July is Smart Irrigation Month. Though the average consumer isn’t necessarily responsible for the watering of agriculture or large-scale landscaping, that doesn’t mean we can’t use this opportunity to reflect on our own practices when it comes to conserving water outdoors. This includes thinking about how much water you are using outdoors. USEPA estimates homeowners in some areas use between 30 and 70 percent of their water outdoors in the summertime. How you are using your sprinklers? Automatic sprinkler systems can use about 50 percent more water outdoors than homes without, and whether you are using your outdoor water efficiently, it’s estimated that 50 percent of the water used outdoors goes to waste from runoff, overwatering and evaporation.
Water conservation should be top-of-mind for everyone, especially as we’re spending more time at home and finding outdoor projects like gardening, watering plants or cleaning cars. To protect our most precious resource and make every drop count this summer, consider these tips:
- Step before you water. Just because it’s hot doesn’t mean your grass needs to be watered. Step on the lawn, and if the grass springs back, it doesn’t need to be watered.
- Water during cooler temperatures. Water your plants during the cooler parts of the day (before 10 a.m. or after 6 p.m.) to avoid water loss due to evaporation.
- Stormy skies? Turn off the sprinklers! On cool, rainy and/or overcast days, turn off automatic sprinklers — let Mother Nature handle it.
- Windy days blow the water away. When watering, avoid times of high/strong wind — it can push the water to sidewalks and more can be lost to evaporation.
- Height matters. When you bring out the mower, avoid cutting your grass too short. Longer grass avoids “burning” your lawn and helps deeper root growth, which results in a more drought-resistant lawn.
- Your lawn isn’t a water bank. If you’re anticipating a drought, it won’t help to overwater in anticipation. The soil cannot hold water for later.
- Mulch, your secret weapon against evaporation. Mulch placed around trees, shrubs or flower beds can reduce evaporation and promote plant growth.
- Look into drought-tolerant plants. Not all plants are created equal when it comes to water consumption. Succulents, native grasses, lavender and rosemary, just to name a few, require significantly less water than other plants.
- Hose responsibly. Whether watering, washing a car or cooling kids off on a hot day, consider attaching an adjustable spray nozzle that allows you to use as little or as much water as the activity requires.
- Make your car wash count. When cleaning your car at home, park on the grass so runoff water is absorbed into the soil. Use soapy water from a bucket, instead of a constant flow. Then, use the hose for the final rinse.

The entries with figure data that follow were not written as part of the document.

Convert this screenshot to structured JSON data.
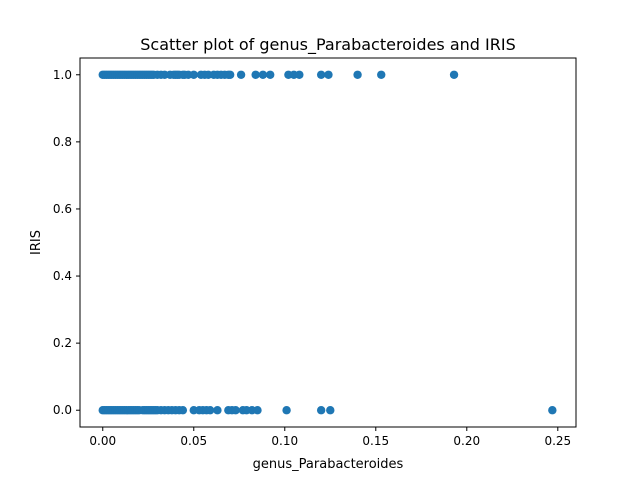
{
  "chart_data": {
    "type": "scatter",
    "title": "Scatter plot of genus_Parabacteroides and IRIS",
    "xlabel": "genus_Parabacteroides",
    "ylabel": "IRIS",
    "xlim": [
      -0.0125,
      0.26
    ],
    "ylim": [
      -0.05,
      1.05
    ],
    "xticks": [
      0.0,
      0.05,
      0.1,
      0.15,
      0.2,
      0.25
    ],
    "xtick_labels": [
      "0.00",
      "0.05",
      "0.10",
      "0.15",
      "0.20",
      "0.25"
    ],
    "yticks": [
      0.0,
      0.2,
      0.4,
      0.6,
      0.8,
      1.0
    ],
    "ytick_labels": [
      "0.0",
      "0.2",
      "0.4",
      "0.6",
      "0.8",
      "1.0"
    ],
    "grid": false,
    "marker_color": "#1f77b4",
    "series": [
      {
        "points": [
          {
            "x": 0.0,
            "y": 1
          },
          {
            "x": 0.001,
            "y": 1
          },
          {
            "x": 0.002,
            "y": 1
          },
          {
            "x": 0.003,
            "y": 1
          },
          {
            "x": 0.004,
            "y": 1
          },
          {
            "x": 0.005,
            "y": 1
          },
          {
            "x": 0.006,
            "y": 1
          },
          {
            "x": 0.007,
            "y": 1
          },
          {
            "x": 0.008,
            "y": 1
          },
          {
            "x": 0.009,
            "y": 1
          },
          {
            "x": 0.01,
            "y": 1
          },
          {
            "x": 0.011,
            "y": 1
          },
          {
            "x": 0.012,
            "y": 1
          },
          {
            "x": 0.013,
            "y": 1
          },
          {
            "x": 0.014,
            "y": 1
          },
          {
            "x": 0.015,
            "y": 1
          },
          {
            "x": 0.016,
            "y": 1
          },
          {
            "x": 0.017,
            "y": 1
          },
          {
            "x": 0.018,
            "y": 1
          },
          {
            "x": 0.019,
            "y": 1
          },
          {
            "x": 0.02,
            "y": 1
          },
          {
            "x": 0.021,
            "y": 1
          },
          {
            "x": 0.022,
            "y": 1
          },
          {
            "x": 0.023,
            "y": 1
          },
          {
            "x": 0.024,
            "y": 1
          },
          {
            "x": 0.025,
            "y": 1
          },
          {
            "x": 0.026,
            "y": 1
          },
          {
            "x": 0.027,
            "y": 1
          },
          {
            "x": 0.028,
            "y": 1
          },
          {
            "x": 0.03,
            "y": 1
          },
          {
            "x": 0.032,
            "y": 1
          },
          {
            "x": 0.034,
            "y": 1
          },
          {
            "x": 0.037,
            "y": 1
          },
          {
            "x": 0.039,
            "y": 1
          },
          {
            "x": 0.04,
            "y": 1
          },
          {
            "x": 0.041,
            "y": 1
          },
          {
            "x": 0.042,
            "y": 1
          },
          {
            "x": 0.044,
            "y": 1
          },
          {
            "x": 0.045,
            "y": 1
          },
          {
            "x": 0.047,
            "y": 1
          },
          {
            "x": 0.05,
            "y": 1
          },
          {
            "x": 0.054,
            "y": 1
          },
          {
            "x": 0.056,
            "y": 1
          },
          {
            "x": 0.058,
            "y": 1
          },
          {
            "x": 0.061,
            "y": 1
          },
          {
            "x": 0.063,
            "y": 1
          },
          {
            "x": 0.065,
            "y": 1
          },
          {
            "x": 0.067,
            "y": 1
          },
          {
            "x": 0.069,
            "y": 1
          },
          {
            "x": 0.07,
            "y": 1
          },
          {
            "x": 0.076,
            "y": 1
          },
          {
            "x": 0.084,
            "y": 1
          },
          {
            "x": 0.088,
            "y": 1
          },
          {
            "x": 0.092,
            "y": 1
          },
          {
            "x": 0.102,
            "y": 1
          },
          {
            "x": 0.105,
            "y": 1
          },
          {
            "x": 0.108,
            "y": 1
          },
          {
            "x": 0.12,
            "y": 1
          },
          {
            "x": 0.124,
            "y": 1
          },
          {
            "x": 0.14,
            "y": 1
          },
          {
            "x": 0.153,
            "y": 1
          },
          {
            "x": 0.193,
            "y": 1
          },
          {
            "x": 0.0,
            "y": 0
          },
          {
            "x": 0.001,
            "y": 0
          },
          {
            "x": 0.002,
            "y": 0
          },
          {
            "x": 0.003,
            "y": 0
          },
          {
            "x": 0.004,
            "y": 0
          },
          {
            "x": 0.005,
            "y": 0
          },
          {
            "x": 0.006,
            "y": 0
          },
          {
            "x": 0.007,
            "y": 0
          },
          {
            "x": 0.008,
            "y": 0
          },
          {
            "x": 0.009,
            "y": 0
          },
          {
            "x": 0.01,
            "y": 0
          },
          {
            "x": 0.011,
            "y": 0
          },
          {
            "x": 0.012,
            "y": 0
          },
          {
            "x": 0.013,
            "y": 0
          },
          {
            "x": 0.014,
            "y": 0
          },
          {
            "x": 0.015,
            "y": 0
          },
          {
            "x": 0.016,
            "y": 0
          },
          {
            "x": 0.017,
            "y": 0
          },
          {
            "x": 0.018,
            "y": 0
          },
          {
            "x": 0.019,
            "y": 0
          },
          {
            "x": 0.02,
            "y": 0
          },
          {
            "x": 0.022,
            "y": 0
          },
          {
            "x": 0.023,
            "y": 0
          },
          {
            "x": 0.024,
            "y": 0
          },
          {
            "x": 0.025,
            "y": 0
          },
          {
            "x": 0.026,
            "y": 0
          },
          {
            "x": 0.027,
            "y": 0
          },
          {
            "x": 0.028,
            "y": 0
          },
          {
            "x": 0.029,
            "y": 0
          },
          {
            "x": 0.03,
            "y": 0
          },
          {
            "x": 0.032,
            "y": 0
          },
          {
            "x": 0.034,
            "y": 0
          },
          {
            "x": 0.036,
            "y": 0
          },
          {
            "x": 0.038,
            "y": 0
          },
          {
            "x": 0.04,
            "y": 0
          },
          {
            "x": 0.042,
            "y": 0
          },
          {
            "x": 0.044,
            "y": 0
          },
          {
            "x": 0.05,
            "y": 0
          },
          {
            "x": 0.053,
            "y": 0
          },
          {
            "x": 0.055,
            "y": 0
          },
          {
            "x": 0.057,
            "y": 0
          },
          {
            "x": 0.059,
            "y": 0
          },
          {
            "x": 0.063,
            "y": 0
          },
          {
            "x": 0.069,
            "y": 0
          },
          {
            "x": 0.071,
            "y": 0
          },
          {
            "x": 0.073,
            "y": 0
          },
          {
            "x": 0.077,
            "y": 0
          },
          {
            "x": 0.079,
            "y": 0
          },
          {
            "x": 0.082,
            "y": 0
          },
          {
            "x": 0.085,
            "y": 0
          },
          {
            "x": 0.101,
            "y": 0
          },
          {
            "x": 0.12,
            "y": 0
          },
          {
            "x": 0.125,
            "y": 0
          },
          {
            "x": 0.247,
            "y": 0
          }
        ]
      }
    ]
  }
}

American Water encourages its community to be smart consumers and practice conservation. By following these tips, you can make an impact on your water usage and the health of your lawn this summer.
You should also use a rain barrel to capture rain runoff from your roof and gutter system. The water collected in the rain barrels can then be used to water your flowers and vegetable garden.
Please pass this on: do NOT water your grass, it promotes weeds and then you need to put herbicides on it and mow it more often. Actually, grass is an environmental disaster. Just let it turn brown, with the first rain, it will green up again.